OK, here is a *real* conservation alert.

We have talked (again and again) about how the City of Chicago is using its henchmen at the USDA to exterminate the various gull colonies in the Chicago area. As part of that Gull Extermination Program, the, the USDA's Division of Wildlife Killing have tagged a bunch of gulls. They have asked for birders to report the locations of those tagged gulls, and birders, being good-hearted but sadly gullible, have been dutifully reporting those gulls as they move south for the winter. Here is a good example of how birders and wildlife lovers are trying to do the right thing, without realizing that the info they are submitting will probably be used to kill birds. These well-meaning birders don't know the real story, so...we're going to tell them!!!

What role does the entity which tagged these gulls -- technically the Wildlife Services division of the USDA, but we'll call it by a more accurrate title, the Wildlife Killing Division -- in conserving or protecting birds?


Their one and only purpose is to scare away and literally kill birds (and other wildlife) that they consider to be a nuisance. Oh, they use lots of euphamisms like "property damage control," "protecting property," and (amazingly) "protecting wildlife," but basically what they do is help people kill stuff.

Now, in some contexts, like killing exotics in Hawaii, Wildlife Services might actually be helping wildlife. And you can certainly make an argument that, under very limited circumstances, scaring away or even killing birds might be necessary to save lives, for example, at an airfield where bird strikes are a real problem.

But the devil is in the details, and we ran across this blog post today that "details the details" that were revealed when the USDA was forced to publish its "Kill List" for past years, up to and including 2005.

So, exactly *what* did Wildlife Services, the entity responsible for this gull "survey," do in 2005?

They killed more than 1.5 million birds.

Yes, you read it right, they killed 1,500,000 birds in the last year for which data is available.

How many birders know that this is even happening? Now, while many of those 1.5 million birds are blackbirds and starlings, a lot of them are not. Again, the devil is in the details. Take a look at that link, and you'll see that in the year 2005, the USDA's Wildlife Killing Division killed a lot of gulls. More than 16,000 gulls, including:

1,807 Herring Gulls
3,267 Ring-billed Gulls
6,272 Laughing Gulls
3,221 dangerous Glaucous-winged Gulls.

Those totals include 635 Ring-billed Gulls and 45 Herring Gulls that were killed right here in Illinois.
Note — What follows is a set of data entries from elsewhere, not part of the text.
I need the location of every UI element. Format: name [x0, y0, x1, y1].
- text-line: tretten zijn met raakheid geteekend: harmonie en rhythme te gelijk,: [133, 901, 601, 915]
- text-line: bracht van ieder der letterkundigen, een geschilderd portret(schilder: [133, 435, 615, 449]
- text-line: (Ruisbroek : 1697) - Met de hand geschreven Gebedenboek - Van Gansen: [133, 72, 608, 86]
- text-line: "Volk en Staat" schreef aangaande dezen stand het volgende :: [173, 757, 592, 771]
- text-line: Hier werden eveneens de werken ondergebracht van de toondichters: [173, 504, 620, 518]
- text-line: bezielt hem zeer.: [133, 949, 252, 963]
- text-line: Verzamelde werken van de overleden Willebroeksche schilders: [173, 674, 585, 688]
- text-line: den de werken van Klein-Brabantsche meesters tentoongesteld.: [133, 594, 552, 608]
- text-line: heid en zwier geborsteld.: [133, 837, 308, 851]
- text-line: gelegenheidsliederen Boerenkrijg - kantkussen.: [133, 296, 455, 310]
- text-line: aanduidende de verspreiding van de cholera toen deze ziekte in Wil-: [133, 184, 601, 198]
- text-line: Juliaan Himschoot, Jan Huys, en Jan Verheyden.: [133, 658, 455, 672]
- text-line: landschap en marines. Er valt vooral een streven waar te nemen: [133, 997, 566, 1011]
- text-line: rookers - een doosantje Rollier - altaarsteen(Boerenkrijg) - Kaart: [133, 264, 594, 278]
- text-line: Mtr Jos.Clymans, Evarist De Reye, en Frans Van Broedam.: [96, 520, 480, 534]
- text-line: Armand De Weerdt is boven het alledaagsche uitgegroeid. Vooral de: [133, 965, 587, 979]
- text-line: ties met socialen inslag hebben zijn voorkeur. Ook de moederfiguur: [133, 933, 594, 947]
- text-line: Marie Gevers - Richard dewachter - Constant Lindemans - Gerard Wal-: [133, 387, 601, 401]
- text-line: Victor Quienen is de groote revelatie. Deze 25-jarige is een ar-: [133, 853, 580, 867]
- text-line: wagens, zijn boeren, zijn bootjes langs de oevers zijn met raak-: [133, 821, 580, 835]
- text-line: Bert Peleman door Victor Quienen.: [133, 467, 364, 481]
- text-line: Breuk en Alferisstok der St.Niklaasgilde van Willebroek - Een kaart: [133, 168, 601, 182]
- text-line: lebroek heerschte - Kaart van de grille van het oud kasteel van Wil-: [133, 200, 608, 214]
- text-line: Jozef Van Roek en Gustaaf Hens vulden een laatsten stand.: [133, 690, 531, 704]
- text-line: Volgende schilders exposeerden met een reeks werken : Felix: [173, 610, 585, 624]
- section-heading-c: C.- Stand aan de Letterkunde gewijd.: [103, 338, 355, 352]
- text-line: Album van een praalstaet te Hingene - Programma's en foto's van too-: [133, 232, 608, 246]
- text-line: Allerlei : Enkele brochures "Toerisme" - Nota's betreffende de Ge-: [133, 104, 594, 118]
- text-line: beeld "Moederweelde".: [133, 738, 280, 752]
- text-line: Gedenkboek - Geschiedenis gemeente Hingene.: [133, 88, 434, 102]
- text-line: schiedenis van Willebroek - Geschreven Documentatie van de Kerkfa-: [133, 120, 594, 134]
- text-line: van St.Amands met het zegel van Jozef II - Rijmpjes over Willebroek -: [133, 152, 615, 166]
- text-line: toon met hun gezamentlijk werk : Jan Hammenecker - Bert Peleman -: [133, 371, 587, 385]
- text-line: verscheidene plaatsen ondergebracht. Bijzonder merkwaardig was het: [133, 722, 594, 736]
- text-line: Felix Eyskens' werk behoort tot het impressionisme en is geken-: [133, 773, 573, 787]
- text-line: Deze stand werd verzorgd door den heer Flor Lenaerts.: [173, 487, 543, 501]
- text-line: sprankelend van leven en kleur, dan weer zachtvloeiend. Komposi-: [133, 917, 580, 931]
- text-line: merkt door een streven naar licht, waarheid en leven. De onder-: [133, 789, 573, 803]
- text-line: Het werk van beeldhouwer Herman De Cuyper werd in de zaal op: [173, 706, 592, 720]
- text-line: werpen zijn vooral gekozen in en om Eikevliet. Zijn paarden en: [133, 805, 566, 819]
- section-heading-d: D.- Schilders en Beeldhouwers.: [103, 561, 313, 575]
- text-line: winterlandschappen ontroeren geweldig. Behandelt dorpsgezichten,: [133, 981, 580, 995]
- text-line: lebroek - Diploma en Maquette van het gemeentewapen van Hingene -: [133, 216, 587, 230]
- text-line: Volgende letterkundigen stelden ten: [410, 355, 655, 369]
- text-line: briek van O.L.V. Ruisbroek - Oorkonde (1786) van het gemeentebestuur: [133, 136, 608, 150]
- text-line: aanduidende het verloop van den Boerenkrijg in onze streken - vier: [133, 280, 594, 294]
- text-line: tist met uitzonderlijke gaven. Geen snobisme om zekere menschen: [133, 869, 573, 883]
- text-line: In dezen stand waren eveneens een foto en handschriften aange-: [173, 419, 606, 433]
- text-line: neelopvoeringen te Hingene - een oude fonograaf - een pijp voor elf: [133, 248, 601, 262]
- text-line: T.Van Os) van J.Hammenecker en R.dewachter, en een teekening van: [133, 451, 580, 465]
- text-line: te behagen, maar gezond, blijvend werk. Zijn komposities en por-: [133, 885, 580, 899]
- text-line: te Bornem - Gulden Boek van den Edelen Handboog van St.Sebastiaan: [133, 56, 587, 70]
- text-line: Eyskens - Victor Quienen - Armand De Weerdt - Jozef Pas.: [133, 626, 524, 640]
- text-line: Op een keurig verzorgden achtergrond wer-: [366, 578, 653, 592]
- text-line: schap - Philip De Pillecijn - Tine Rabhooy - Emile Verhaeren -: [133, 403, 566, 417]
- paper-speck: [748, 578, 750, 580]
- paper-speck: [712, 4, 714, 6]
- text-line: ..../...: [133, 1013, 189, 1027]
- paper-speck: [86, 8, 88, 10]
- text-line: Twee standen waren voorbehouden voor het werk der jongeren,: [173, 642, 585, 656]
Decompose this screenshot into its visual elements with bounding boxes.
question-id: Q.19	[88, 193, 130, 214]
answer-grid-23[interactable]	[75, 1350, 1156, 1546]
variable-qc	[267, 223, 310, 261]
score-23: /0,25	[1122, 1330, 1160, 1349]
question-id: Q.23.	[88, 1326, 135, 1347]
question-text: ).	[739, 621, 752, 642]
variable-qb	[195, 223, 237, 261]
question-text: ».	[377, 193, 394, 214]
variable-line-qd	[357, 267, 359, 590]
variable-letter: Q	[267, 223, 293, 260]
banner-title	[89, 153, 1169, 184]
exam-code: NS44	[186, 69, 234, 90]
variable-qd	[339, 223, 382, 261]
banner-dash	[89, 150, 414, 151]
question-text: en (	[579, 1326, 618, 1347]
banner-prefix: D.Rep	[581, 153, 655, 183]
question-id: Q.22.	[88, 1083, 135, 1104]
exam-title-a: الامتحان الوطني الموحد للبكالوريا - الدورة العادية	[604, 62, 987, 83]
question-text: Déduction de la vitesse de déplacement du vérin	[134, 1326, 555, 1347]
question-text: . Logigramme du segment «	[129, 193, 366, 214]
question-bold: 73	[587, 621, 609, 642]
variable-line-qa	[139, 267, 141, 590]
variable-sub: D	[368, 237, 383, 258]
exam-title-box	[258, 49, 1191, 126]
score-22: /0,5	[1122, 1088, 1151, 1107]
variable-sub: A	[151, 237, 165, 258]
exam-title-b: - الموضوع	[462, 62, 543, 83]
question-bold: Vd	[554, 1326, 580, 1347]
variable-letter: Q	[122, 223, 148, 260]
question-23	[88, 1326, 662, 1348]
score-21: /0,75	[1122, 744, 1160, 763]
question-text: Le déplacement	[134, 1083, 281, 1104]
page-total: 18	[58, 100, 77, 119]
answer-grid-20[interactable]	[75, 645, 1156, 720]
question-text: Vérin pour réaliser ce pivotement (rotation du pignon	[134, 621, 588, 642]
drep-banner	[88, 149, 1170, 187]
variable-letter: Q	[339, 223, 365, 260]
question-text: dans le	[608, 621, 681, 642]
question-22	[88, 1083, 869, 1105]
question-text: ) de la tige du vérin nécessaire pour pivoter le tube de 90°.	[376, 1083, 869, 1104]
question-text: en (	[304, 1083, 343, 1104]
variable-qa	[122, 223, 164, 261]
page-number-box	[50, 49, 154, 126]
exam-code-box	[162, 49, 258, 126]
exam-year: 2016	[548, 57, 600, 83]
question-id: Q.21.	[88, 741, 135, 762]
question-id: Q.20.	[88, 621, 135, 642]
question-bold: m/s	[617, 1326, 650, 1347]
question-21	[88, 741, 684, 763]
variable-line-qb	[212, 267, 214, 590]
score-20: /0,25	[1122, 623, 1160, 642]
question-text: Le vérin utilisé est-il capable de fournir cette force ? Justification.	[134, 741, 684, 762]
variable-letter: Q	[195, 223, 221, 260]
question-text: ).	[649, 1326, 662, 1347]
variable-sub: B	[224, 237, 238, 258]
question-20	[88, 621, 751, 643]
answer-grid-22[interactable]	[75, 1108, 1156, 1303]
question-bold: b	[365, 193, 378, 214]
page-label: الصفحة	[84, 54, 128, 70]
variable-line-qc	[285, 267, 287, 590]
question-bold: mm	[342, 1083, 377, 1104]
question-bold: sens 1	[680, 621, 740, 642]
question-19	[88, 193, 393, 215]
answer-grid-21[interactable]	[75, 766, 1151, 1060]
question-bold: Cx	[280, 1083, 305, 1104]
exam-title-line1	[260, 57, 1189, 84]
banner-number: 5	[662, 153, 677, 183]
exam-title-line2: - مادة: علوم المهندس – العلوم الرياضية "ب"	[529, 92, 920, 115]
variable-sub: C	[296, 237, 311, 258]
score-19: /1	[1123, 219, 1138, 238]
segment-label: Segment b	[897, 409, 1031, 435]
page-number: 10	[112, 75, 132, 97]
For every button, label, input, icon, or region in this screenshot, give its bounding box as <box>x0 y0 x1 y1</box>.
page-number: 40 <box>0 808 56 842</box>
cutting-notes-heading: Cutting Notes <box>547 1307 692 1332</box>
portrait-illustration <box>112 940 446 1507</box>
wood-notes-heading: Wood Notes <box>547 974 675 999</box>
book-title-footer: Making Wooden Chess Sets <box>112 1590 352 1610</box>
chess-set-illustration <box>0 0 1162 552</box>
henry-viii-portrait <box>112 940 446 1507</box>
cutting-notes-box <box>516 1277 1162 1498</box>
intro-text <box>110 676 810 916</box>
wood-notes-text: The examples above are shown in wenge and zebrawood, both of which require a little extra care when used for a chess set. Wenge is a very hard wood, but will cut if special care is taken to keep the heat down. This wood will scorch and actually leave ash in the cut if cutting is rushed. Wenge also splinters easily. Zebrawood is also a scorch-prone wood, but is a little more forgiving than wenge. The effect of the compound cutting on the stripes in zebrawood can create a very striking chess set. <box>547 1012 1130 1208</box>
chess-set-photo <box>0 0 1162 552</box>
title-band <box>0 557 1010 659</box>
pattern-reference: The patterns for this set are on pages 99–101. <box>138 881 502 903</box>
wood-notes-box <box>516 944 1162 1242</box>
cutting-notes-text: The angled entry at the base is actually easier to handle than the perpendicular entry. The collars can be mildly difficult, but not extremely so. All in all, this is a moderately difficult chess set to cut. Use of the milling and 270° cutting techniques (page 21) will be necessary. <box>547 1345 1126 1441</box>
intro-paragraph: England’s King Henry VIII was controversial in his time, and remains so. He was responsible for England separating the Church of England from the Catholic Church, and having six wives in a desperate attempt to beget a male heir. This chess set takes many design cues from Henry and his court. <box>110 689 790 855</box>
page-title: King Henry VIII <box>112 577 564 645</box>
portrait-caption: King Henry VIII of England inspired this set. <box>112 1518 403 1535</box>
What else did the USDA kill in 2005?

Cunning and dangerous birds such as:

American Avocet
Brewer's Blackbird
Yellow-headed Blackbird
Yellow Bittern
Black-necked Stilt
Long-Billed Curlew
Barrow's Goldeneye
Bald Eagle
Golden Eagle
Snowy Egret
Northern Flicker
Pied-billed Grebe
Ruffed Grouse
Cooper's Hawk
Northern Harrier
Swainson's Hawk
Black-crowned Ngiht-heron
Stellar's Jay
American Kestrel
Western Kingbird
Horned Lark
Purple Martin
Northern Mockingbird
Nighthawk (apparently they couldn't even be bothered to identify what they killed)
Short-eared Owl
Snowy Owl
Barn Owl (397!, most in Hawaii)
Brown Pelican
Semi-p Plover
Common Snipe
Barn Swallow
Cliff Swallow
Tree Swallow
Violet-Green Swallow
Black Tern
Gila Woodpecker
Golden-fronted Woodpecker
Greater Yellowlegs

You can check the USDA site and see the same type of info for prior years.

We have to ask: exactly what could cause you to kill an American Avocet? Or a Western Kingbird?

And exactly where (and why) did they kill a Snowy Owl in Virginia in 2005?

More to come...


Patrick B. said...

Wow, that's unbelievable. I thought the Yellow Bittern was a typo, but it looks like they took them at Guam and Midway Atoll. While doing some querying, I found a lovely recipe for Yellow Bittern Tettrazini. Seriously.

Anonymous said...

Please change the color of your font. Bright red text on a dark green background is virtually illegible (it hurts my eyes so much I could not finish reading the article). Also, since it's on a green background, color-blind people probably can't even see the letters at all.